Monise says, “Things aren’t really good yet, but they are on their way.” She is into her new house, even though there is still some work to be done. It needs windows and a new door. She bought the tree that will be used to cut the lumber for 750 gourds, or about $12, but she needs another 750 to pay the men who will cut down the tree and slice the trunk into planks, and she doesn’t have that money yet.
Her livestock is doing well, despite a recent setback. She started with just two goats, and got them up to five. One of the kids, the largest of the three, just got sick, however, contracting diarrhea. She and her mother treated it with the natural remedies they know, but the kid was dead within a day of the first symptoms. Now she’s looking at its mother, which never grew the way that Monise had hoped it would, and she’s thinking of selling it. She plans to add some money to whatever she can get for it, and then buying a bigger, healthier-looking nanny-goat.

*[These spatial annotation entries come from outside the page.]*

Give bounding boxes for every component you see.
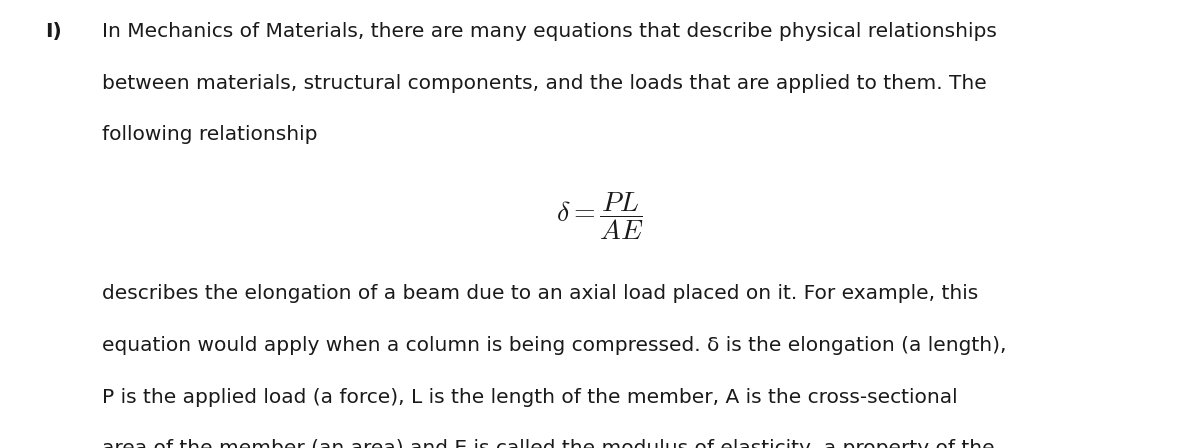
Text: In Mechanics of Materials, there are many equations that describe physical relat: In Mechanics of Materials, there are man… bbox=[102, 22, 997, 41]
Text: area of the member (an area) and E is called the modulus of elasticity, a proper: area of the member (an area) and E is ca… bbox=[102, 439, 995, 448]
Text: I): I) bbox=[46, 22, 62, 41]
Text: $\delta = \dfrac{PL}{AE}$: $\delta = \dfrac{PL}{AE}$ bbox=[556, 190, 644, 242]
Text: describes the elongation of a beam due to an axial load placed on it. For exampl: describes the elongation of a beam due t… bbox=[102, 284, 978, 303]
Text: equation would apply when a column is being compressed. δ is the elongation (a l: equation would apply when a column is be… bbox=[102, 336, 1007, 355]
Text: between materials, structural components, and the loads that are applied to them: between materials, structural components… bbox=[102, 74, 986, 93]
Text: P is the applied load (a force), L is the length of the member, A is the cross-s: P is the applied load (a force), L is th… bbox=[102, 388, 958, 406]
Text: following relationship: following relationship bbox=[102, 125, 318, 144]
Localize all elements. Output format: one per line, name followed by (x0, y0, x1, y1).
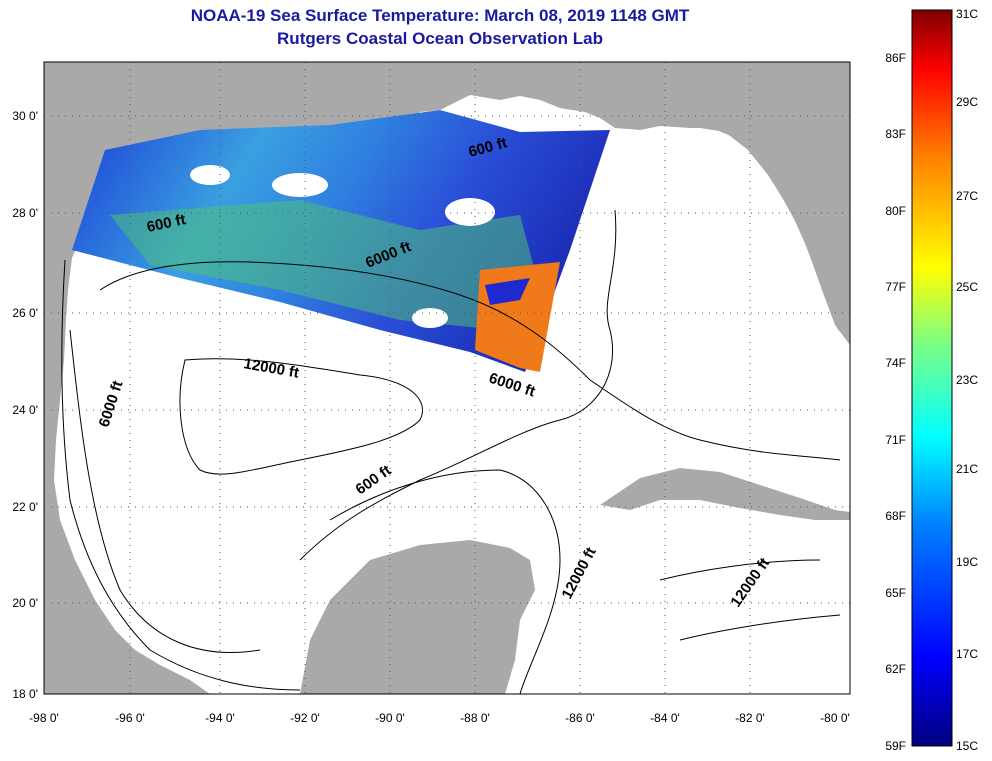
lat-label: 20 0' (12, 596, 38, 610)
yucatan-land (300, 540, 535, 694)
lat-label: 30 0' (12, 109, 38, 123)
lat-label: 28 0' (12, 206, 38, 220)
colorbar-c-label: 29C (956, 95, 978, 109)
lon-label: -84 0' (650, 711, 680, 725)
lon-label: -86 0' (565, 711, 595, 725)
colorbar-c-label: 31C (956, 7, 978, 21)
map-area (44, 62, 850, 694)
colorbar-f-label: 83F (885, 127, 906, 141)
colorbar-c-label: 17C (956, 647, 978, 661)
colorbar-c-label: 27C (956, 189, 978, 203)
lon-label: -96 0' (115, 711, 145, 725)
colorbar-c-label: 19C (956, 555, 978, 569)
colorbar (911, 9, 953, 747)
lat-label: 24 0' (12, 403, 38, 417)
colorbar-f-label: 59F (885, 739, 906, 753)
lon-label: -92 0' (290, 711, 320, 725)
cuba-land (600, 468, 850, 520)
colorbar-f-label: 71F (885, 433, 906, 447)
lat-label: 18 0' (12, 687, 38, 701)
colorbar-f-label: 65F (885, 586, 906, 600)
colorbar-f-label: 62F (885, 662, 906, 676)
colorbar-f-label: 80F (885, 204, 906, 218)
map-frame (43, 61, 851, 695)
lat-label: 26 0' (12, 306, 38, 320)
colorbar-f-label: 68F (885, 509, 906, 523)
colorbar-f-label: 77F (885, 280, 906, 294)
colorbar-c-label: 25C (956, 280, 978, 294)
colorbar-c-label: 21C (956, 462, 978, 476)
lon-label: -90 0' (375, 711, 405, 725)
contour-600 (61, 209, 617, 691)
lon-label: -82 0' (735, 711, 765, 725)
lon-label: -88 0' (460, 711, 490, 725)
colorbar-f-label: 74F (885, 356, 906, 370)
map-subtitle: Rutgers Coastal Ocean Observation Lab (277, 29, 603, 48)
lon-label: -94 0' (205, 711, 235, 725)
colorbar-f-label: 86F (885, 51, 906, 65)
colorbar-c-label: 15C (956, 739, 978, 753)
contour-12000 (179, 358, 841, 641)
colorbar-c-label: 23C (956, 373, 978, 387)
lon-label: -98 0' (29, 711, 59, 725)
map-title: NOAA-19 Sea Surface Temperature: March 0… (190, 6, 690, 25)
florida-land (700, 62, 850, 345)
lon-label: -80 0' (820, 711, 850, 725)
lat-label: 22 0' (12, 500, 38, 514)
contour-6000 (69, 261, 841, 694)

Her pig has flourished. She initially chose to raise a male and fatten it up for sale, rather than having to deal with a sow and its litter of piglets. Her mother already had a healthy sow, and two sows producing piglets in the same yard seemed like it would be too much to handle. The pig has grown well, though, and should be ready for sale by the end of the year. If all goes well, she’ll get enough for it to buy a small cow.
We often encourage members, especially those relatively successful with a pig, to set aside some of the money from the sale to buy another small pig, but Monise wants to reserve all of the sale’s proceeds to buy the best cow she can. So, she made another plan. Her mother’s sow is pregnant, but the older women has said that she’ll sell it after it weans the current litter. It is, Monise said, getting old. But the two women like raising pigs, and they want to have a female in the yard, so Monise took 500 gourds and purchased a piglet from her mother even before the piglet is born. She plans to take a female. Buying the piglet so young will mean that Monise’s profit will be much farther down the road, but it also enabled her to get it for a quarter or even a fifth of what she would pay for a weaned female in the market, which was important because with the school year ready to start she’s short of cash.
She’s managed to buy uniforms for only two of her three school-age children so far, having finally faced up to the fact that she cannot count on the children’s fathers. But she’s not sure how she’ll pay for the third child. She’s still not back in small commerce, and won’t be able to start again until she can get her hands on some capital. She’d like to borrow it from her Village Savings and Loan Association, but she ended up paying late fees on the first loan that she took out, so the Association and her case manager, Martinière, with whom they consult closely, has been slow to agree to a second loan.